Emotional boundaries; Emotional triggers

This March there was a completed suicide at my place of work. A young man a few years younger than Malcolm, and I hadn’t saved him. This event, coupled with the timing around Malcolm’s anniversary, sent me spiraling into the grief vortex.

I have chosen a profession where death is a daily occurrence and this recent depression made me question my choice. But the fact is most of the time I feel I make a positive contribution to the care of patients and families. Nonetheless, I have to work consistently at maintaining emotional boundaries, and there are some situations where I find myself triggered: the death of a young adult man, or when a man is sobbing at the bedside of a dying family member. Men’s tears, the sobbing body-wracked kind, move me incredibly. I want to comfort them. As I write this I realize that the only time in my life when I have witnessed a man’s profound, physical grief was watching my husband and my youngest son grieve for Malcolm.

Regardless of your chosen profession, when you have experienced a profound loss triggers are everywhere and daily living can seem like an emotional mine-field. It’s not just the special days like birthdays, anniversaries, vacation time, and religious holidays. It’s the daily news feed, the video clips on social media, Facebook “memories” that appear unbidden, and TV shows about families – the comedies as well as the dramas.  And then there are the commercials: loving families, parents hugging their children – happiness, joy. When I first came to live in America I would get homesick and cry at the AT&T commercials, especially at Christmas time – lonely mothers waiting by the phone.

We can’t avoid all of these triggers, but we can make conscious choices to avoid the avoidable ones. I am a victim of childhood sexual abuse, so I choose to avoid Law and Order Special Victims Unit. But sometimes the theme of childhood abuse enters unexpectedly in TV shows and movies, and suicide and losing a child are sadly common themes.

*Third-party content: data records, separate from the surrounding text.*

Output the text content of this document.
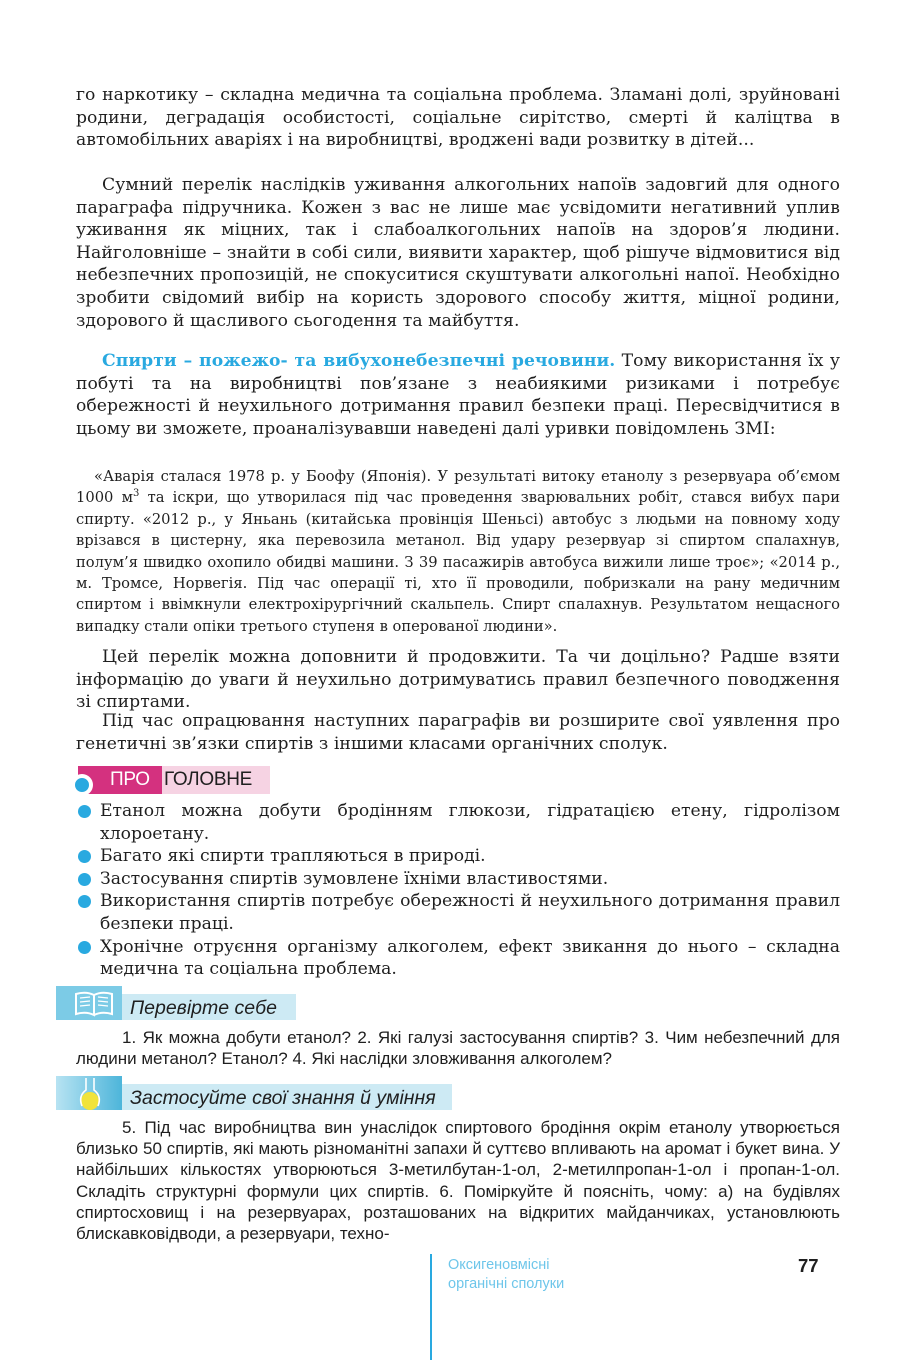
го наркотику – складна медична та соціальна проблема. Зламані долі, зруйновані родини, деградація особистості, соціальне сирітство, смерті й каліцтва в автомобільних аваріях і на виробництві, вроджені вади розвитку в дітей...

Сумний перелік наслідків уживання алкогольних напоїв задовгий для одного параграфа підручника. Кожен з вас не лише має усвідомити негативний уплив уживання як міцних, так і слабоалкогольних напоїв на здоров’я людини. Найголовніше – знайти в собі сили, виявити характер, щоб рішуче відмовитися від небезпечних пропозицій, не спокуситися скуштувати алкогольні напої. Необхідно зробити свідомий вибір на користь здорового способу життя, міцної родини, здорового й щасливого сьогодення та майбуття.

Спирти – пожежо- та вибухонебезпечні речовини. Тому використання їх у побуті та на виробництві пов’язане з неабиякими ризиками і потребує обережності й неухильного дотримання правил безпеки праці. Пересвідчитися в цьому ви зможете, проаналізувавши наведені далі уривки повідомлень ЗМІ:

«Аварія сталася 1978 р. у Боофу (Японія). У результаті витоку етанолу з резервуара об’ємом 1000 $м^3$ та іскри, що утворилася під час проведення зварювальних робіт, стався вибух пари спирту. «2012 р., у Яньань (китайська провінція Шеньсі) автобус з людьми на повному ходу врізався в цистерну, яка перевозила метанол. Від удару резервуар зі спиртом спалахнув, полум’я швидко охопило обидві машини. З 39 пасажирів автобуса вижили лише троє»; «2014 р., м. Тромсе, Норвегія. Під час операції ті, хто її проводили, побризкали на рану медичним спиртом і ввімкнули електрохірургічний скальпель. Спирт спалахнув. Результатом нещасного випадку стали опіки третього ступеня в оперованої людини».

Цей перелік можна доповнити й продовжити. Та чи доцільно? Радше взяти інформацію до уваги й неухильно дотримуватись правил безпечного поводження зі спиртами.

Під час опрацювання наступних параграфів ви розширите свої уявлення про генетичні зв’язки спиртів з іншими класами органічних сполук.

ПРО ГОЛОВНЕ
Етанол можна добути бродінням глюкози, гідратацією етену, гідролізом хлороетану.
Багато які спирти трапляються в природі.
Застосування спиртів зумовлене їхніми властивостями.
Використання спиртів потребує обережності й неухильного дотримання правил безпеки праці.
Хронічне отруєння організму алкоголем, ефект звикання до нього – складна медична та соціальна проблема.
Перевірте себе

1. Як можна добути етанол? 2. Які галузі застосування спиртів? 3. Чим небезпечний для людини метанол? Етанол? 4. Які наслідки зловживання алкоголем?

Застосуйте свої знання й уміння

5. Під час виробництва вин унаслідок спиртового бродіння окрім етанолу утворюється близько 50 спиртів, які мають різноманітні запахи й суттєво впливають на аромат і букет вина. У найбільших кількостях утворюються 3-метилбутан-1-ол, 2-метилпропан-1-ол і пропан-1-ол. Складіть структурні формули цих спиртів. 6. Поміркуйте й поясніть, чому: а) на будівлях спиртосховищ і на резервуарах, розташованих на відкритих майданчиках, установлюють блискавковідводи, а резервуари, техно-

Оксигеновмісні
органічні сполуки
77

I am trying to create better self-care. For one thing, I have promised my therapist that I will request coverage by another chaplain if a suicide attempt case surfaces at work. And I have to monitor my daily mood and provide myself with breaks at work. I tend to work through lunch and that needs to change. Today I am taking a break to write this blog post. To me that is a refreshing break, especially when coupled with mint tea.

My challenge to you is to examine your daily life and your calendar and identify potential triggers, then be proactive in creating emotional boundaries and providing yourself with support, breaks, healthy distractions, and self-nurturing.